Presidential hopeful Herman Cain might have made a recent stop in Talladega, Ala., but that was not the only politicking going on around those parts in recent days.
Last weekend's Sprint Cup Series race saw more politics than perhaps ever before as drivers, teams and manufacturers jockeyed for drafting partners throughout the weekend.
The team orders and manufacturer commitments led to a lackluster race in the eyes of many fans and has some drivers calling for a change in proceedure.
But much like anything, politics on the restrictor plate tracks is not a new phenomenon.

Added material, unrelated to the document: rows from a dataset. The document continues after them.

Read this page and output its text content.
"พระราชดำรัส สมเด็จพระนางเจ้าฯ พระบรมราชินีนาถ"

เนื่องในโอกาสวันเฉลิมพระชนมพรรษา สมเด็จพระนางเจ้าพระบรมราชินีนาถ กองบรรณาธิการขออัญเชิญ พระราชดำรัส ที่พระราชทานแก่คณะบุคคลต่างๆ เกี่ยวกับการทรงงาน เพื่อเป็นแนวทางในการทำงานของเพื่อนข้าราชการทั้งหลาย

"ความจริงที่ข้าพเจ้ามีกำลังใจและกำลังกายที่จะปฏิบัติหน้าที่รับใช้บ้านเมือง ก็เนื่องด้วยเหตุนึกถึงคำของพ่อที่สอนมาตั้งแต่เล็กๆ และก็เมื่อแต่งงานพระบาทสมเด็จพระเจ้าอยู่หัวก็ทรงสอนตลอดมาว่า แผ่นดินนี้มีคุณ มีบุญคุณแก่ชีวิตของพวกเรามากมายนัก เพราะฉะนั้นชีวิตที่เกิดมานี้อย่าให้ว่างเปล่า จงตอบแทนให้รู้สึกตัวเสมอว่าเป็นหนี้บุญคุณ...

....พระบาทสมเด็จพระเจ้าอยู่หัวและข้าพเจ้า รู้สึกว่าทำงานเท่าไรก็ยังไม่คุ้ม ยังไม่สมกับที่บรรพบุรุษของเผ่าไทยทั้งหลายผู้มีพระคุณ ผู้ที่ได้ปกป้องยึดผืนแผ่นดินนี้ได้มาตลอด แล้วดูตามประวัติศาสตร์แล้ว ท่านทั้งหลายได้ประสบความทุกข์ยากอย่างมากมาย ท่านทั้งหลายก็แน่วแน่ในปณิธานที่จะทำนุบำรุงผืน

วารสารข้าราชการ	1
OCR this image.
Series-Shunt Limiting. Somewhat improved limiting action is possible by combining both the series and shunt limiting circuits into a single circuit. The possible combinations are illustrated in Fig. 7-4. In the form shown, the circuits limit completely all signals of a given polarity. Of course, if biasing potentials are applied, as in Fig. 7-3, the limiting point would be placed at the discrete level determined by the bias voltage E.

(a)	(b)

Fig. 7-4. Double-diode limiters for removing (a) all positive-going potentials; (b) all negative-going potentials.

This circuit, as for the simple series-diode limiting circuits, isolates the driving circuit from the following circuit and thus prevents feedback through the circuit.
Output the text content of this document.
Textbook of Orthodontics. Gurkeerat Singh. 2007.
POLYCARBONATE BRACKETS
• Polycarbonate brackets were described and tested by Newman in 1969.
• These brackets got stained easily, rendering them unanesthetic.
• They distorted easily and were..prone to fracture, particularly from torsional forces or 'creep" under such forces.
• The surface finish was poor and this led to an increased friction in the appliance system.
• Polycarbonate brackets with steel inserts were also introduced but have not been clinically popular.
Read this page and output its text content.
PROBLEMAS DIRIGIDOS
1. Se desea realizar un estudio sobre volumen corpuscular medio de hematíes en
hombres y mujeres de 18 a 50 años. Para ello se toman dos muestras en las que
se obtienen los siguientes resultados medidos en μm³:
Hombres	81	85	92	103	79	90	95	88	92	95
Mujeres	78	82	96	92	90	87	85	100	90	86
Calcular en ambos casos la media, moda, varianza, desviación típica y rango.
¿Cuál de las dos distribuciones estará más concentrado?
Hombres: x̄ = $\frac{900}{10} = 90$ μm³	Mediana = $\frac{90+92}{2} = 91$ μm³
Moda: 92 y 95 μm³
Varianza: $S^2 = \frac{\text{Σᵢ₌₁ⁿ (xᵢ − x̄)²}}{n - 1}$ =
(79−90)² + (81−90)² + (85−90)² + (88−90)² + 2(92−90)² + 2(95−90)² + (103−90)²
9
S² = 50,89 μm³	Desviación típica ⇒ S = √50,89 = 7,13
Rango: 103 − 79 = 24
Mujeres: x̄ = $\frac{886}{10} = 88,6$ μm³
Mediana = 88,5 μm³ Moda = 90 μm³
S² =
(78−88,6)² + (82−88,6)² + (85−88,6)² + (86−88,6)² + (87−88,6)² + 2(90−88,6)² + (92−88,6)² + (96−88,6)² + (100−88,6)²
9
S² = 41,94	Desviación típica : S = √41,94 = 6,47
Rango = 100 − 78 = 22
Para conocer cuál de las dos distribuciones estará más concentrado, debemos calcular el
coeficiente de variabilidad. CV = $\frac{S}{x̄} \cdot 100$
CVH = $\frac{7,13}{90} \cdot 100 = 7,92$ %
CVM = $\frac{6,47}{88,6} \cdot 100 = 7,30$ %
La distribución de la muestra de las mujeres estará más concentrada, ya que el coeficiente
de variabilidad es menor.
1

It's just one that is more pronounced with two-car drafts.
"When I started, the political games were (when) the teams when went to restrictor plate tracks and tried to not show their hand until race day," Tony Stewart said Friday at Martinsville. "Then NASCAR got chassis dynos and things they could pull after the race and figure out exactly what was going on, so that gave NASCAR a more accurate assessment of what the situation really was."
Stewart pointed out NASCAR "really can't control" what drivers do once on the race track, since it is difficult to determine whether drivers are pairing up because of team orders, manufacturer suggestions or by their own accord.
For Jeff Gordon, who was left late in the race by Trevor Bayne for another Ford, committing to running only with your manufacturer could potentially hurt your chances at victory.
"If I feel like, on the last-lap restart, I can push a Toyota to get to the front and then leave him out coming to the line," he said, "I think that's a win for me and for our manufacturer is the way I look at it. I feel like I used (the Toyota) to get me there. So I think that's even an added bonus."
While some teams have denied the issuing of team orders, Stewart argued if you simply paused your television and looked at the pairings, "It pretty much tells the story of what is going on."
"It doesn't take a rocket scientist to figure out how it's evolving that way because of the two-car draft," he said.